Deixando de lado maiores detalhes sobre a ENFF ou a Via, sigo com uma descrição dos eventos em Brasília entre os partidos governistas do Brasil e da China. Este evento foi o terceiro simpósio entre os partidos, o primeiro ocorreu em 2007, e este foi dito o de maior participação, em sua grande maioria de membros do PT e de organizações aliadas e interessadas (como representantes do PSB e do PCdoB, de órgãos governamentais como ministérios e agências estatais, de sindicatos e de movimentos sociais). O programa incluiu três temas, sobre cada qual um palestrante Brasileiro e um Chinês discursaram e responderam algumas perguntas: a visão do Brasil e da China sobre a África, a visão dos mesmos sobre suas relações mútuas, e a visão dos mesmos sobre uma “nova ordem internacional”.

As palestras Chinesas foram tiradas diretamente dos textos entregues, que também seguiam diretamente a linha partidária promovida por membros mais acima na hierarquia, tanto em eventos domésticos quanto em visitas anteriores ao Brasil. As respostas que davam as perguntas também eram baseadas em maiores detalhes, especialmente estatísticos, sobre os mesmos temas já abordados em seus textos. Ou seja, não houve oportunidade nenhuma para se aprender nada de novo que não pudesse ser estudado por conta própria através de textos. Isto considerando somente o conteúdo das apresentações.

Em contraste, as palestras Brasileiras foram quase conversas soltas que seguiam mais ou menos a seqüência dos argumentos dos textos nas quais eram baseadas. As respostas, por serem ainda mais informais que os textos e palestras, continham não só um conteúdo mais explícito em termos de nomes de pessoas e descrições de eventos somente aludidos nos textos, mas também revelavam muito mais claramente a posição ideológica dos palestrantes e do partido e governo que representam. Não é que o conteúdo dessas palestras era informativo, pois o mesmo poderia ser aprendido, e com mais detalhes, em um estudo de textos, mas que esta diferença entre conteúdo-texto e conteúdo-debate faz mais explícito o que foi interessante e importante aprender durante o evento: as relações humanas por trás desta política.

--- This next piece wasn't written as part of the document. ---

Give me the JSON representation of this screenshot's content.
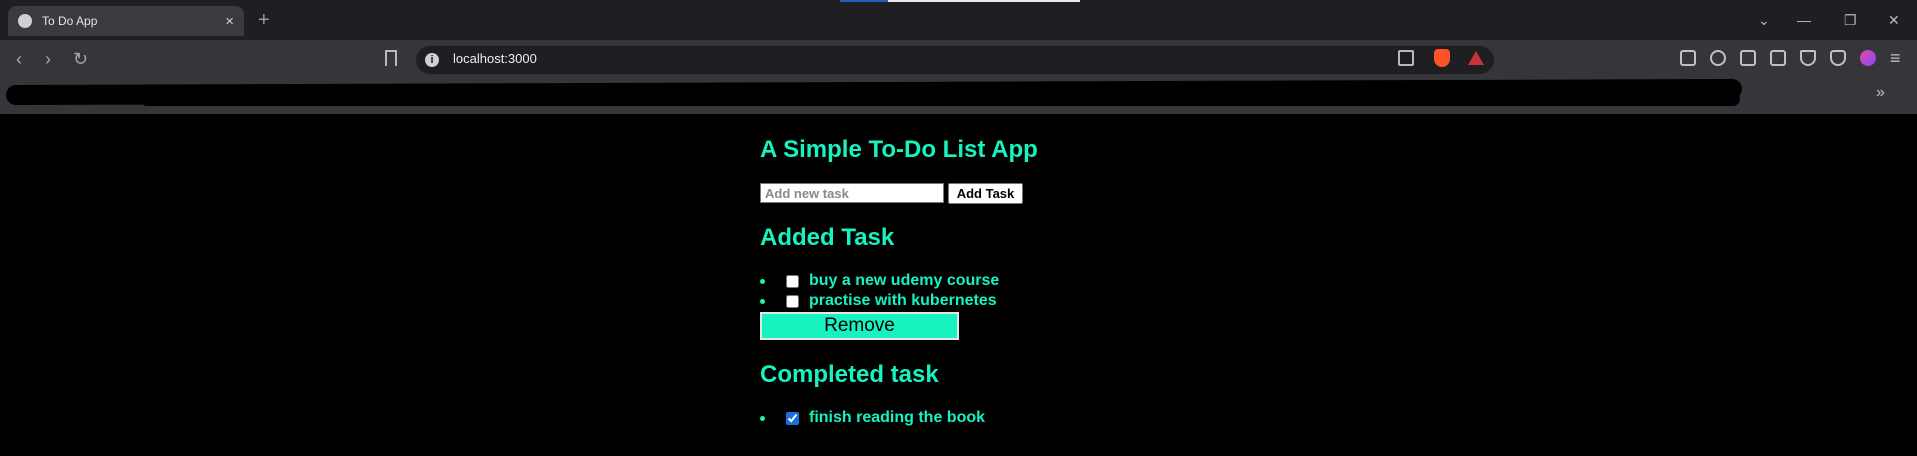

Ora, se ninguém deveria atender estes seminários para ser informado, e o evento obviamente não definia linhas de política mas meramente as defendia, justificava, e propagandeava, só poderiam participar pessoas com três objetivos: primeiro, se alguém lá achava que estava sendo informado e sentindo-se beneficiado por esse conteúdo, era um bobo alegre que não se passa de alvo para as pessoas com o segundo objetivo, de propagandear a linha política pré-estabelecida em âmbitos muito menos discursivos e participativos. Isto é, o PT se encontra como governo com membros do governo Chinês e decide todo o fino e o grosso de suas políticas entre si (e notem também, com a África), e depois convida membros faladores entre sua base, seus aliados e movimentos sociais para justificar e propagandear suas decisões. Este era o objetivo formal do evento. O informal, o terceiro objetivo pelo qual alguém poderia estar por lá, era simplesmente de fazer seus próprios contatos, o que os Chineses chamam de guanxi e os estadunidenses de networking.

Aí que entra muita politicagem, e aí que entram muitas boas oportunidades também. Eu, por exemplo, conheci um filho do Wladimir Pomar que se formou como geógrafo e já trabalhou na área que estarei pesquisando – e este contato certamente me ajudará na obtenção de dados e mais guanxi para avançar minha pesquisa. A guanxi que outras pessoas fizeram por lá ficará para sempre “perdida” nas centenas de histórias daqueles momentos, e eu só lidarei com isso no contexto maior do evento como um todo. Veja, a função propagandista da delegação Chinesa era obviamente complementada com uma função de arrecadar informações sobre a “opinião pública” Brasileira sobre seu projeto. A guanxi feita entre a delegação Chinesa e algumas pessoas lá que poderiam articular o apoio a política delas em paralelo a sua própria (isto é, a do PT) são extremamente importantes na consolidação de um projeto global de industrialização guiado pela retórica de nacional-desenvolvimentismo.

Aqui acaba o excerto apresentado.